Vann Stuedeman

Current position
- Title: Head coach
- Team: UTSA
- Conference: American Athletic Conference

Biographical details
- Born: September 11, 1972 (age 54) Birmingham, Alabama, U.S.

Playing career
- 1991–1994: Huntingdon

Coaching career (HC unless noted)
- 1995–1996: West Alabama (GA)
- 1997–1999: Alabama-Huntsville (asst.)
- 1999–2000: East Limestone County HS
- 2000–2011: Alabama (asst.)
- 2011–2019: Mississippi State
- 2023: Illinois (asst.)
- 2024–Present: UTSA

Head coaching record
- Overall: 275–188 (.594)
- Tournaments: NCAA: 7–14 (.333)

= Vann Stuedeman =

US softball coach

Vann Stuedeman (born September 11, 1972) is an American softball coach who is the current head coach at UTSA. She also the former head coach of the Mississippi State Lady Bulldogs softball team, which represents Mississippi State University in the Southeastern Conference. She has led the Lady Bulldogs to NCAA Tournament appearances in seven of her eight years as head coach.

Stuedeman was previously the pitching coach at Alabama, where she helped lead the Crimson Tide to six Women's College World Series appearances and an NCAA Tournament appearance each year. She was also the pitching coach at Illinois for one season.

==Coaching career==

===Mississippi State===
On July 16, 2019, it was announced that Vann Stuedeman would not return as head coach.

===Illinois===
On August 25, 2022, Vann Stuedeman was announced as an assistant coach and pitching coach for the Illinois softball program.
On May 24, 2023, Stuedeman departed from the softball staff at Illinois.

===UTSA===
On June 22, 2023, Stuedeman was announced as head coach of the UTSA Roadrunners softball program.
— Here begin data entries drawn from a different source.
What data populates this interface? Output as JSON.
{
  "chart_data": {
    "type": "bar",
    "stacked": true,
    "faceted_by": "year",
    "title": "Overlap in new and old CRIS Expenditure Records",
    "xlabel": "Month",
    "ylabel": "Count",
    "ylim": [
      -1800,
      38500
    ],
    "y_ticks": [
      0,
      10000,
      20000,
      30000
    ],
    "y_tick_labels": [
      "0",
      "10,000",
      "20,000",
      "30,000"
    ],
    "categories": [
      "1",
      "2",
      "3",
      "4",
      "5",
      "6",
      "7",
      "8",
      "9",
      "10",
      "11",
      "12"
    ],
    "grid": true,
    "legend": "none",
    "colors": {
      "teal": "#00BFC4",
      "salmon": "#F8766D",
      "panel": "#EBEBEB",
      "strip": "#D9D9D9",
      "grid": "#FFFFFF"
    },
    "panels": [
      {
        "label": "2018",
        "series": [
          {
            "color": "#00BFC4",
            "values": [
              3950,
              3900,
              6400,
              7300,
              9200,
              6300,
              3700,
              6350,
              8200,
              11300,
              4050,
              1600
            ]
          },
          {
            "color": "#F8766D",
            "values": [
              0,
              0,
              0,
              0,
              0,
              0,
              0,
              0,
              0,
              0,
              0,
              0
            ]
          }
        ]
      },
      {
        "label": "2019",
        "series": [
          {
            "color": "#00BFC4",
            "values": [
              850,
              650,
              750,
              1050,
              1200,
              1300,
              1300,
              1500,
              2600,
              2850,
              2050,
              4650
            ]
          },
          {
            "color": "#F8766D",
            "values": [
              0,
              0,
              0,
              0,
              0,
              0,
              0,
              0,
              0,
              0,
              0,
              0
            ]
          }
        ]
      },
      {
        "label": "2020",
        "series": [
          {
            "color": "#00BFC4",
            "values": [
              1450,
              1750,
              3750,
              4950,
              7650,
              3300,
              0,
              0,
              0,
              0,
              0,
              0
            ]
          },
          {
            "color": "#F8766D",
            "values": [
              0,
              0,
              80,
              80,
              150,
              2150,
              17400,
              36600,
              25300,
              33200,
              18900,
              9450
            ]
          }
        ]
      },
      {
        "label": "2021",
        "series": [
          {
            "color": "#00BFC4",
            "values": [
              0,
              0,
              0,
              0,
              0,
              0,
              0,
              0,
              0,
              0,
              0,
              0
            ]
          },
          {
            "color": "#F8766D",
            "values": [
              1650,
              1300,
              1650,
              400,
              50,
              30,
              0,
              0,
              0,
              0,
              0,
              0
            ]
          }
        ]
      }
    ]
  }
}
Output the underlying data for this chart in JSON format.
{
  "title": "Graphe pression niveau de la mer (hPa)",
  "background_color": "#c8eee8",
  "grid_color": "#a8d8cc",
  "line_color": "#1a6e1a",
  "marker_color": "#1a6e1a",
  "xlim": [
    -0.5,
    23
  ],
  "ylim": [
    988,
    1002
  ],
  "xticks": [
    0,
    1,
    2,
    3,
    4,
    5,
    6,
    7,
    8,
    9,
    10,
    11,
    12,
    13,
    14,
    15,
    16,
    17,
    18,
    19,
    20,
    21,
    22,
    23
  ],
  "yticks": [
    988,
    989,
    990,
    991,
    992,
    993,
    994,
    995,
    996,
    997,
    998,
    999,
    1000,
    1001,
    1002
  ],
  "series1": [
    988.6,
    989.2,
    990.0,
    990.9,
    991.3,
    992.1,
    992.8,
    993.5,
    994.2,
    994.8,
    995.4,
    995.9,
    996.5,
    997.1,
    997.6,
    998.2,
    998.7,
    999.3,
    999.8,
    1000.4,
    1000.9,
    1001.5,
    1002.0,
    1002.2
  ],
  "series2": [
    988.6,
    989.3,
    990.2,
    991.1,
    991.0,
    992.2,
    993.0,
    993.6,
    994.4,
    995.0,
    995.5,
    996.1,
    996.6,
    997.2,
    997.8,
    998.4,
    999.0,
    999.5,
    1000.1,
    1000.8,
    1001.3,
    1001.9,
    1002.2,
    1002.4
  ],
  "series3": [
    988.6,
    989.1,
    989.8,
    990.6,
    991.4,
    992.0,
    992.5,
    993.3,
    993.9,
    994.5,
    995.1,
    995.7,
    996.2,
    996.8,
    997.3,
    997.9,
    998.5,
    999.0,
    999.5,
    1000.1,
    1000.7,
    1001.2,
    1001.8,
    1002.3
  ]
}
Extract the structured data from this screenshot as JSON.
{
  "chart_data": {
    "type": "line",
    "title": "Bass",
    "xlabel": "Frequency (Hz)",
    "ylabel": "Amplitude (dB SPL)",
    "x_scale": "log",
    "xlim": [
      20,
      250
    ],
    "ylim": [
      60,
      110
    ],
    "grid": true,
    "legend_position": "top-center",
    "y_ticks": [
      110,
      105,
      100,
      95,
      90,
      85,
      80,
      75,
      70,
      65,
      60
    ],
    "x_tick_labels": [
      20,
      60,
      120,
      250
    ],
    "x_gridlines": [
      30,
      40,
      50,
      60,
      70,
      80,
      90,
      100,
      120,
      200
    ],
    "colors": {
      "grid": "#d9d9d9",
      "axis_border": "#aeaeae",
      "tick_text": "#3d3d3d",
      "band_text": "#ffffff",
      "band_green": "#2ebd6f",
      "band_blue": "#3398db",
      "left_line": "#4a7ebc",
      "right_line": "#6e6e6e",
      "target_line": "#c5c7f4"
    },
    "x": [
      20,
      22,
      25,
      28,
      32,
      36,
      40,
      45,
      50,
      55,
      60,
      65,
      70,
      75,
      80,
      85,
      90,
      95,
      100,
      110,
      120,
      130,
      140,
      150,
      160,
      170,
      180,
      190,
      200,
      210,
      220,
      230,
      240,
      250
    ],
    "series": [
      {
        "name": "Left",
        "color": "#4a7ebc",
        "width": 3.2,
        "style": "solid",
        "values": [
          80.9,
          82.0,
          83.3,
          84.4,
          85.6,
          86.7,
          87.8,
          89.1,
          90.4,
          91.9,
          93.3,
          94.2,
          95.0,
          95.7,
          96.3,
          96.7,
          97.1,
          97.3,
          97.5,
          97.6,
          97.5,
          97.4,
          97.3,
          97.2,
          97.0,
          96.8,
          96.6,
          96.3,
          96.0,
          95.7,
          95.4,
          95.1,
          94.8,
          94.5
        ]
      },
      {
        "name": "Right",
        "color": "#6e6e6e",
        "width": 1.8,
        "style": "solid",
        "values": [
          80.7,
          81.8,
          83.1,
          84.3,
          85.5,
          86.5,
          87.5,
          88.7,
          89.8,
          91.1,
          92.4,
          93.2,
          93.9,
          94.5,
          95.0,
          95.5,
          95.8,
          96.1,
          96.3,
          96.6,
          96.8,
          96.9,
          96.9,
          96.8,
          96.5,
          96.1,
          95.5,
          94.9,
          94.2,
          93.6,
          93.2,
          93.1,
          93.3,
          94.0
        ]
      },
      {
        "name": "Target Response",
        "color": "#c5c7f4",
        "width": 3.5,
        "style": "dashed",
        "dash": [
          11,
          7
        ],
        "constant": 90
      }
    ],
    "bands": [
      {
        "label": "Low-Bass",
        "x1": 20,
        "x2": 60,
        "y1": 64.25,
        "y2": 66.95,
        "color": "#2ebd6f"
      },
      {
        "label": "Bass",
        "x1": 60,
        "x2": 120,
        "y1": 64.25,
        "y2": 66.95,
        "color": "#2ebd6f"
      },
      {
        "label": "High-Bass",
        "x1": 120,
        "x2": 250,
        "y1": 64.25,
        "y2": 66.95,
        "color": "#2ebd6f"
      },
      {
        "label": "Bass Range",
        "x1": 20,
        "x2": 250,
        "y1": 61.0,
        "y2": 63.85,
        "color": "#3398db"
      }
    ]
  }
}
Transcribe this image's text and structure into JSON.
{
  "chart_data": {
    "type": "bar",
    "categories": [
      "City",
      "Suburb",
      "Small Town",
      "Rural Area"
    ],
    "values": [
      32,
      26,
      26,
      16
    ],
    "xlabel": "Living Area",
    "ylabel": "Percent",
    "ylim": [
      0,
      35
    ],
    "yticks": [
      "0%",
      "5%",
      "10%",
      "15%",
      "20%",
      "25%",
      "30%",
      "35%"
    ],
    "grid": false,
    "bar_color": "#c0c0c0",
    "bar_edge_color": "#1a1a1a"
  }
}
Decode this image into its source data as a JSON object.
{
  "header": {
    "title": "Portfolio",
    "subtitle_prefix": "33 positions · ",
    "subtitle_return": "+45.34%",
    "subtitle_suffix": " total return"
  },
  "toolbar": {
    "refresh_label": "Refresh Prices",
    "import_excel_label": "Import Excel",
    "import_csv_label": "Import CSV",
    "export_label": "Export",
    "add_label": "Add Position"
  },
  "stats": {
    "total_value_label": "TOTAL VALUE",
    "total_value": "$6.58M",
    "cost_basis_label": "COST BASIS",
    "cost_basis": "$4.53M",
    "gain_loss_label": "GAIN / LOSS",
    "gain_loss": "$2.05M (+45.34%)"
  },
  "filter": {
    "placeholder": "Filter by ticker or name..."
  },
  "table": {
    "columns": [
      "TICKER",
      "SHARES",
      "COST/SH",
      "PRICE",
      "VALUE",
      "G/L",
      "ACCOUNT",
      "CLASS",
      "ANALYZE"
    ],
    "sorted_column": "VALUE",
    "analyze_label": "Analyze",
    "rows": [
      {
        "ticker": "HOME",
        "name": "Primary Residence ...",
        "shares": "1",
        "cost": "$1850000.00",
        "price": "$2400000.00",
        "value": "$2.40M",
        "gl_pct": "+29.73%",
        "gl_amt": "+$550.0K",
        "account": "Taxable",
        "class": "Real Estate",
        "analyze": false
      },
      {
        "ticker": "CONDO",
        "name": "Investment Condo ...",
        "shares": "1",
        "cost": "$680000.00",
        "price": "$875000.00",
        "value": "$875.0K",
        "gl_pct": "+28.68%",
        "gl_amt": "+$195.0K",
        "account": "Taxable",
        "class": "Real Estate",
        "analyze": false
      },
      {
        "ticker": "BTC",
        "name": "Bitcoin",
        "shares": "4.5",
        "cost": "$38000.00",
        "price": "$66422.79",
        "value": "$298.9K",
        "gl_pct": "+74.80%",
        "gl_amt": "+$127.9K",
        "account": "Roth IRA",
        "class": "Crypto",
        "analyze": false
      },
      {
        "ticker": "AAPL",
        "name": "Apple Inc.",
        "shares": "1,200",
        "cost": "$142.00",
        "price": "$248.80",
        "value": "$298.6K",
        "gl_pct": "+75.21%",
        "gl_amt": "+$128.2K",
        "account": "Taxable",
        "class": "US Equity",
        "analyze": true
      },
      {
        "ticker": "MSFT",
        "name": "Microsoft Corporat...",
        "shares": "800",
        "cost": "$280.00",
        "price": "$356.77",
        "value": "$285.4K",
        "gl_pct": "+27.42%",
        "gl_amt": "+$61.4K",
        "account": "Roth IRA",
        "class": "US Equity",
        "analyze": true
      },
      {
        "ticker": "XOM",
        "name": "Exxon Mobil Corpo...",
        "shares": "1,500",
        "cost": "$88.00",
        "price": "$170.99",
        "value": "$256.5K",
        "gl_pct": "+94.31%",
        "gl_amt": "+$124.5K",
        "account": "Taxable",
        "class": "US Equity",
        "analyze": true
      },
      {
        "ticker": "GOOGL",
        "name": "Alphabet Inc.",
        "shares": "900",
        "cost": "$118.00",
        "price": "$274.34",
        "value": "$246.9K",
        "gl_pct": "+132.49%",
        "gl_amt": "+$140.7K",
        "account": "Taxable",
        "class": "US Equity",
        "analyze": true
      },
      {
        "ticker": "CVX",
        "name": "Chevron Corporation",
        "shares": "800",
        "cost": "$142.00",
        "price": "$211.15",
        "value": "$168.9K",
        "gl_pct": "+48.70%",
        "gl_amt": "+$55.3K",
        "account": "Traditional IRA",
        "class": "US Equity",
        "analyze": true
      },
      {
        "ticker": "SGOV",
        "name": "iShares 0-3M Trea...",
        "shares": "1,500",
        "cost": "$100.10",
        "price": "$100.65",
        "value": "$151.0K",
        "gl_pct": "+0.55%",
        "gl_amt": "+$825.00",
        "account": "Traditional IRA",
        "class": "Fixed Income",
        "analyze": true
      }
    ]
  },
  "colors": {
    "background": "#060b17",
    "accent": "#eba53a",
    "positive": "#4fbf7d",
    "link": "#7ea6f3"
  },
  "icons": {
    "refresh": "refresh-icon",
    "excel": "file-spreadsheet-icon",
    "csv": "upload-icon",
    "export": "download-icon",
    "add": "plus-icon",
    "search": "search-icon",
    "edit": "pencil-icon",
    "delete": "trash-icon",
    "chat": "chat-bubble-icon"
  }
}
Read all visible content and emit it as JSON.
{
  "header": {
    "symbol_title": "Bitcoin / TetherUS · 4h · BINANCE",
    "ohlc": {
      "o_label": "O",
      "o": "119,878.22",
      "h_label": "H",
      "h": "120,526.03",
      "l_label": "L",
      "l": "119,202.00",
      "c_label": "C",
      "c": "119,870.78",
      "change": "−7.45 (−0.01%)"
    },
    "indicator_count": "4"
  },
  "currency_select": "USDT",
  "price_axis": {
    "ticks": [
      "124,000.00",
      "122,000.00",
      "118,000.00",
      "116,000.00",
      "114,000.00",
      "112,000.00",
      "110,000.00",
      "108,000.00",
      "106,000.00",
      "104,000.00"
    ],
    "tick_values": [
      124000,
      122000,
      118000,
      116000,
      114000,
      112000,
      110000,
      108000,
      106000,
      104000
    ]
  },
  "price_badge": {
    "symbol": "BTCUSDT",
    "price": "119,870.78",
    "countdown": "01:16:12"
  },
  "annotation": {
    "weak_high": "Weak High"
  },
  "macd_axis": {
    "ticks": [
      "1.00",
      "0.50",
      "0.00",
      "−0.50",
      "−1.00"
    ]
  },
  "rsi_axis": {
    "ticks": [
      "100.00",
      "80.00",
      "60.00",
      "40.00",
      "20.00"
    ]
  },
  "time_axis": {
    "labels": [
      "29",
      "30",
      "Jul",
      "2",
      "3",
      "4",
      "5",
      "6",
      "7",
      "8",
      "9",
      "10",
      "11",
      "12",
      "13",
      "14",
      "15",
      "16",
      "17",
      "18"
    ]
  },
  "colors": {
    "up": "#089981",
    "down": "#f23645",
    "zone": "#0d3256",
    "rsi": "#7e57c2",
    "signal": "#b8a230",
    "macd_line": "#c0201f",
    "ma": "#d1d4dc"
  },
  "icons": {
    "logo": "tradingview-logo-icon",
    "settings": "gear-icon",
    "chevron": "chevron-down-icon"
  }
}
== Head coaching record ==

Record table
| Season | Team | Overall | Conference | Standing | Postseason |
Mississippi State (Southeastern Conference) (2012–2019)
| 2012 | Mississippi State | 33–24 | 12–16 | 7th | NCAA Regional |
| 2013 | Mississippi State | 32–24 | 8–16 | 10th | NCAA Regional |
| 2014 | Mississippi State | 39–21 | 10–14 | 10th | NCAA Regional |
| 2015 | Mississippi State | 36–21 | 10–14 | 9th | NCAA Regional |
| 2016 | Mississippi State | 26–31 | 3–21 | 12th |  |
| 2017 | Mississippi State | 36–22 | 10–14 | 8th | NCAA Regional |
| 2018 | Mississippi State | 38–22 | 7–17 | 11th | NCAA Regional |
| 2019 | Mississippi State | 35–23 | 9–15 | 12th | NCAA Regional |
| Mississippi State: |  | 275–188 (.594) | 69–127 (.352) |  |  |  |  |  |
UTSA Roadrunners (American Athletic Conference) (2024–Present)
| 2024 | UTSA | 15–42 | 5–22 |  |  |
| 2025 | UTSA | 21–34 | 6-21 |  |  |
| UTSA: |  | 39–76 (.339) | 11–43 (.204) |  |  |  |  |  |
| Total: |  | 311–264 (.541) |  |  |  |  |  |  |  |
National champion Postseason invitational champion Conference regular season champion Conference regular season and conference tournament champion Division regular season champion Division regular season and conference tournament champion Conference tournament champion

==Personal==
Stuedeman is a 1990 graduate of Vestavia Hills High School in Vestavia Hills, Alabama. She earned a Bachelor of Accounting degree from Huntingdon College in 1994 and a Master's in Elementary Education from the University of West Alabama in 1996. Both she and here sister, Lorraine “Les” Stuedeman, played softball at Huntingdon and are members of The Huntingdon College Athletic Hall of Fame.